Depression and anxiety isn’t fun. It’s hard work and I personally think it’s important to have a contingency plan when rainy Sundays happen. Who can you call? Who do you trust can help you? How do you remove yourself safely from the situation? As the years have gone by, these circumstances don’t happen as often, and when they do occur I pick myself up quicker than the previous time. It gets easier. Having depression and anxiety doesn’t mean you’re not capable. Like many others I’ve met suffering from anxiety and depression, I am my own worst critic and a perfectionist in many ways. Back when I was hospitalised, the psychiatrist told me I had to start being okay with not being able to be a master in all areas of life.

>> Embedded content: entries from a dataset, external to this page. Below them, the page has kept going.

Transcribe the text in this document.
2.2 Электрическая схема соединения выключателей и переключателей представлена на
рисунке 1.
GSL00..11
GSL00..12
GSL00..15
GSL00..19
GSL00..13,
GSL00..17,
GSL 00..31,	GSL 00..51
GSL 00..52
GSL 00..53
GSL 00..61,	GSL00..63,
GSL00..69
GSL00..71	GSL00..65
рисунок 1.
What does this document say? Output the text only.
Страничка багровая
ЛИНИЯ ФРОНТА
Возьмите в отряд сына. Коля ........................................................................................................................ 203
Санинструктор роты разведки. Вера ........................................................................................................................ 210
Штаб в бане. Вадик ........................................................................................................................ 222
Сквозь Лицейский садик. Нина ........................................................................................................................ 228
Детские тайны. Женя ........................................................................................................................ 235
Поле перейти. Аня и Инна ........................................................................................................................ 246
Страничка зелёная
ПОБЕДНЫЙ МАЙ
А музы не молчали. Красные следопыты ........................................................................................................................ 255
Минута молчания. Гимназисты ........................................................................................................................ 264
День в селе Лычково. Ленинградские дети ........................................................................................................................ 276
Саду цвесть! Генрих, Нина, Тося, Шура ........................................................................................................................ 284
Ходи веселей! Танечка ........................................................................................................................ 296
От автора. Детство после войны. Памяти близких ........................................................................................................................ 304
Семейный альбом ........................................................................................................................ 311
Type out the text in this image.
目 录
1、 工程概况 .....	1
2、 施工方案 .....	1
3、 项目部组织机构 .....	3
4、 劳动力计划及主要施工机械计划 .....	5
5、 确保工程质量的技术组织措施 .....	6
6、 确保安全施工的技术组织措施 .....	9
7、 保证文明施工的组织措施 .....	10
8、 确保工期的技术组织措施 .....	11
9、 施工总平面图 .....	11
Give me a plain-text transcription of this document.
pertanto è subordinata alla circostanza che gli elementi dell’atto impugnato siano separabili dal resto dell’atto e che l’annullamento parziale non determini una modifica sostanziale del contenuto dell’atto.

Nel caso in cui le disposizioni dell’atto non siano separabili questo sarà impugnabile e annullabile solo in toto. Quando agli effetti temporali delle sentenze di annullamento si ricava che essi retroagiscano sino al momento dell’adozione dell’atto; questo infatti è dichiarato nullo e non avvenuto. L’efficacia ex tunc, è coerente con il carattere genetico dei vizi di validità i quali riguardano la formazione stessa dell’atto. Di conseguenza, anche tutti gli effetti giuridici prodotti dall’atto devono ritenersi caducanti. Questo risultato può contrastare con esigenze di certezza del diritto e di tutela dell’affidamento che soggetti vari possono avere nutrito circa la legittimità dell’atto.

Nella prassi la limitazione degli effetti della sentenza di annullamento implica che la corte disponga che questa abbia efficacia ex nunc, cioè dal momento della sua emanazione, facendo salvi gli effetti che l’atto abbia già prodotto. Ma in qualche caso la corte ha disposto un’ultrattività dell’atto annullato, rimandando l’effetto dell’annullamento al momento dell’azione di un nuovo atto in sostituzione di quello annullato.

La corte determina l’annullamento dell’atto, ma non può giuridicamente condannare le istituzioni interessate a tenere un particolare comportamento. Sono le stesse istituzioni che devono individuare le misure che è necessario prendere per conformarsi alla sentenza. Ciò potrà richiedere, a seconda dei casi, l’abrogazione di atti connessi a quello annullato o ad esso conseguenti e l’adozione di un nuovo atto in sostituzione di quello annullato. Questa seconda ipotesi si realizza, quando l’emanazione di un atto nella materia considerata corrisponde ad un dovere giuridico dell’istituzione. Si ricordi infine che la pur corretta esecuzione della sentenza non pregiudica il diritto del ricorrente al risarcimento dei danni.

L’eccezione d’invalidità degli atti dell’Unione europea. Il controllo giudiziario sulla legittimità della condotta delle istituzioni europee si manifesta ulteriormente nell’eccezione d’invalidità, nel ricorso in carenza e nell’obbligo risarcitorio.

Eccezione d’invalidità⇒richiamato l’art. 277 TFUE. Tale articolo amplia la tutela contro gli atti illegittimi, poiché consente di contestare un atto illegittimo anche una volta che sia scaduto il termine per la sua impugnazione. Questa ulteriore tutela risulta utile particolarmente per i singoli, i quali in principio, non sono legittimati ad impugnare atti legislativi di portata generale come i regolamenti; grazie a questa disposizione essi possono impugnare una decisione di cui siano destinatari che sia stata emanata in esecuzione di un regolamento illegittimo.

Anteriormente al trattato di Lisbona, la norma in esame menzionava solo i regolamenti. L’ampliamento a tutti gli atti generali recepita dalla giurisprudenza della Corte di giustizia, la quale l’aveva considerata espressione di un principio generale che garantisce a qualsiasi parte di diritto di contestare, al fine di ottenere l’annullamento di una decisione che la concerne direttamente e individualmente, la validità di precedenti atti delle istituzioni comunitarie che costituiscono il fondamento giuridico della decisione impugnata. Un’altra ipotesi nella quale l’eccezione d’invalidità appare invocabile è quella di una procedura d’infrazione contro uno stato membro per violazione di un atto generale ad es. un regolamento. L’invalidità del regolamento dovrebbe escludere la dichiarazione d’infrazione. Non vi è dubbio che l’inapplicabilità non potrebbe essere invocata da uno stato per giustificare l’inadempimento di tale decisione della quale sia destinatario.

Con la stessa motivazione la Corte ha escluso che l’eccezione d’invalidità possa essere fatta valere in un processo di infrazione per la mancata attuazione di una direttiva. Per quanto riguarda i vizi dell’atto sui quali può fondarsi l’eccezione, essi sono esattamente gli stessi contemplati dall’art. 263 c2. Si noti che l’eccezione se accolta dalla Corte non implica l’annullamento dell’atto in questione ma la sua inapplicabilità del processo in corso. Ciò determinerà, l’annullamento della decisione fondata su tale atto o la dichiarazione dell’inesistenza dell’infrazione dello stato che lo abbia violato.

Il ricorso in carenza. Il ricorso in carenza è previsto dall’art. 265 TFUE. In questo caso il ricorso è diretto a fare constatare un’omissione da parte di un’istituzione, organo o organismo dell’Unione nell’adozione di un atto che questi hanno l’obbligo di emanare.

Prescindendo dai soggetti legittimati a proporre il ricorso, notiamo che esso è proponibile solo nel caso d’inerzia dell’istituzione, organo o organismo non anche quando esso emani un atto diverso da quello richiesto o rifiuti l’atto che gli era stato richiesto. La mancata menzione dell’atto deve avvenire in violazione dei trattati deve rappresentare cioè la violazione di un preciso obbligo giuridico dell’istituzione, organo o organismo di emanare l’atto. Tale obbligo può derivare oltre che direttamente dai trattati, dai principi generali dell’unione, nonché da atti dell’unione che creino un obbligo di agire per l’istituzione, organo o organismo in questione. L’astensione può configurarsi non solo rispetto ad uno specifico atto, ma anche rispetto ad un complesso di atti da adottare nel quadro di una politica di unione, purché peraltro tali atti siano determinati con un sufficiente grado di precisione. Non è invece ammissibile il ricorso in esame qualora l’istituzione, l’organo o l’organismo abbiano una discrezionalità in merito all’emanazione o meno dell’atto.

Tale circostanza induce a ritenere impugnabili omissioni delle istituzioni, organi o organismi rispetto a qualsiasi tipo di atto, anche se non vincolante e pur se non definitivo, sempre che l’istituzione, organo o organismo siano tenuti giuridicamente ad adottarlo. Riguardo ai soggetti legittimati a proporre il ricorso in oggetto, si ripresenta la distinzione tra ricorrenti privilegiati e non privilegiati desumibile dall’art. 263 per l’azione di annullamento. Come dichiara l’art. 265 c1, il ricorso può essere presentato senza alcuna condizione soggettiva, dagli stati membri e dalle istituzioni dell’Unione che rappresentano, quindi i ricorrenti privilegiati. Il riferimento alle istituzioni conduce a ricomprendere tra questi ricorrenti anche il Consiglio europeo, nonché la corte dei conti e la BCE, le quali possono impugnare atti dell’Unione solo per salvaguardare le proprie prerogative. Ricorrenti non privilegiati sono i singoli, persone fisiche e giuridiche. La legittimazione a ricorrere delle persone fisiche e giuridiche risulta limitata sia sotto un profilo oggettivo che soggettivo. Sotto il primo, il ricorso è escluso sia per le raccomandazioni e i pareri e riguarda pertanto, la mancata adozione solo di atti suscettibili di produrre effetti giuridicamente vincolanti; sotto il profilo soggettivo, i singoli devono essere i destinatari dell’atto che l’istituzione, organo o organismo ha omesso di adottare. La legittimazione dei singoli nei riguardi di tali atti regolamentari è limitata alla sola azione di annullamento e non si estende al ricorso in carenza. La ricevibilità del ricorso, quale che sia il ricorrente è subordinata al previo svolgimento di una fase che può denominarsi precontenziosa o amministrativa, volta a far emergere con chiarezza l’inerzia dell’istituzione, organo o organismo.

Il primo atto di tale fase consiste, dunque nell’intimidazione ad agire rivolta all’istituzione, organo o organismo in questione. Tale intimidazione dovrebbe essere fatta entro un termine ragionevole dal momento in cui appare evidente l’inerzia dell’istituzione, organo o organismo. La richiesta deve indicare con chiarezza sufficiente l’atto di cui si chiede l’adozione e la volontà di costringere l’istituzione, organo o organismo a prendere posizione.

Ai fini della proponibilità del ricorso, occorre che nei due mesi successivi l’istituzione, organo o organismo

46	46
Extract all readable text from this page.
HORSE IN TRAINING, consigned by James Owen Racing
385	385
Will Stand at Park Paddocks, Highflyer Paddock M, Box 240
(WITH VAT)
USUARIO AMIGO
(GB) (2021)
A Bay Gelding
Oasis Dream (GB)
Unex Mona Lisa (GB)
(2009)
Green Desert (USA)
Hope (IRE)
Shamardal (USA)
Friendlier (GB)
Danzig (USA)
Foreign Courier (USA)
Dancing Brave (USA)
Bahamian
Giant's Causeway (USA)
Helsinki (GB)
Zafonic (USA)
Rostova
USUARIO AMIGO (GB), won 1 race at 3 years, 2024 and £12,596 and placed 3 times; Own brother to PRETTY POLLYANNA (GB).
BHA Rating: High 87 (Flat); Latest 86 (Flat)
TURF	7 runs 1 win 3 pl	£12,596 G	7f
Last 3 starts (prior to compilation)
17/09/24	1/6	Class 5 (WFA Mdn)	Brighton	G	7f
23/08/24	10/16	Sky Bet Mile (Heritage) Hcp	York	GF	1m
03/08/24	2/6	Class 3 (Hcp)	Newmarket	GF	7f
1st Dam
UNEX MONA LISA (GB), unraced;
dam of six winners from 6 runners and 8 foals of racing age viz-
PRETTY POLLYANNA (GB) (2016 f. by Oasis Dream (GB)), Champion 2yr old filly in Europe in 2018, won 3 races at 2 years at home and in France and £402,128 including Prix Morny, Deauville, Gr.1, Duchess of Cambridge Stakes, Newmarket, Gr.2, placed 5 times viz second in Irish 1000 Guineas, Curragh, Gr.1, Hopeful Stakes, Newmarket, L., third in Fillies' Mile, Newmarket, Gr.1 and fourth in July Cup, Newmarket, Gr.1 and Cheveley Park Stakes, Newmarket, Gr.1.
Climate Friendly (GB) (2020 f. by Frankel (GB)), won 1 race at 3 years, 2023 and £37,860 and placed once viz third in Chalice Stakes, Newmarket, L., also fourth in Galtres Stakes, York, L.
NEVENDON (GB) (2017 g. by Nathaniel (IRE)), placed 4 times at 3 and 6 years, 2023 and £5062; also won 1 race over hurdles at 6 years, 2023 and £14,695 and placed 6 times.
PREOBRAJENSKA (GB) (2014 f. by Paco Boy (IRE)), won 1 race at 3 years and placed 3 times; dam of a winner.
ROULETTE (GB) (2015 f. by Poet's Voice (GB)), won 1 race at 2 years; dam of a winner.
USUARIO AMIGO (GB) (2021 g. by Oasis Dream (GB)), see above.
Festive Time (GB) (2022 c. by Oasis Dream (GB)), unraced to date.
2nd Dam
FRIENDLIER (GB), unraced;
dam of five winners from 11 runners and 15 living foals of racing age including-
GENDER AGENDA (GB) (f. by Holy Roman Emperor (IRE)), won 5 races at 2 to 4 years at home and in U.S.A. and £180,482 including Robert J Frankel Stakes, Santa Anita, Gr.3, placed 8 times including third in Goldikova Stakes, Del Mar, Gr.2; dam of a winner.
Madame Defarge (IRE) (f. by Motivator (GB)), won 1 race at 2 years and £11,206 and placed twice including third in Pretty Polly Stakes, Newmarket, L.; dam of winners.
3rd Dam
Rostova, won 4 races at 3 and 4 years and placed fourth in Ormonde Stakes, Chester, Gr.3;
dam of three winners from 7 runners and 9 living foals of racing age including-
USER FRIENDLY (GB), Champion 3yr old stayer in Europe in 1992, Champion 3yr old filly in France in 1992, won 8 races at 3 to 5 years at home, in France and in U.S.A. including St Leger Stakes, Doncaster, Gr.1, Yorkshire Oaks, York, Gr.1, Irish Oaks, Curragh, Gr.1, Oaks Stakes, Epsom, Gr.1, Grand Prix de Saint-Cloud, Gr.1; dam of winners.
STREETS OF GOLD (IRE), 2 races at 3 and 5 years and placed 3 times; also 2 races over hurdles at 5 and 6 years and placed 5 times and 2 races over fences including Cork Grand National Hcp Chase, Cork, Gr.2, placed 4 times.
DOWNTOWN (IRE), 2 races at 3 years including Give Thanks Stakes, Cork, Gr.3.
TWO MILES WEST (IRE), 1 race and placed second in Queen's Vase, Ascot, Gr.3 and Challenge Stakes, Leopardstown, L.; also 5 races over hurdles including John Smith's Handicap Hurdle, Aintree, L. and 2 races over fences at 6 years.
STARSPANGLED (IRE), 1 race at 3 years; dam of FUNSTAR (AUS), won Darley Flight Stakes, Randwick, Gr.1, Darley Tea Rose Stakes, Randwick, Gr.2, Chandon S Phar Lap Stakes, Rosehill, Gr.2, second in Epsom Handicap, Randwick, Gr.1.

Of course in situations like Sunday, I’d love to switch brains with someone, but on the whole I don’t mind. Even though I feel so intensely, it goes both ways; I don’t just see dark colours but on my good days I see the world in a spectacular kaleidoscope of colour. Without my mental health struggle I wouldn’t be writing lyrics and producing music; and that’s one of my greatest joys in life. My only worry is that people think people with mental health issues are incapable of hard work. I think I can rather confidently say, that if any of my peers, or anyone who has worked with me is reading this, they can vouch for me that I work hard, meet deadlines and am usually a pleasant human being to be around. I do however struggle with my noggin’ now and again. I of course also worry about my future in terms of finding a husband who’ll stick around, and want to have kids with me…and when I do have kids, please don’t give them my genes.
So I didn’t make it on the boat, because I was in the midst of a contingency plan. And while I wasn’t breathing in London smog from a boat, I was breathing in the occasional fart from Bubbles, and that’s kind of the same thing isn’t it?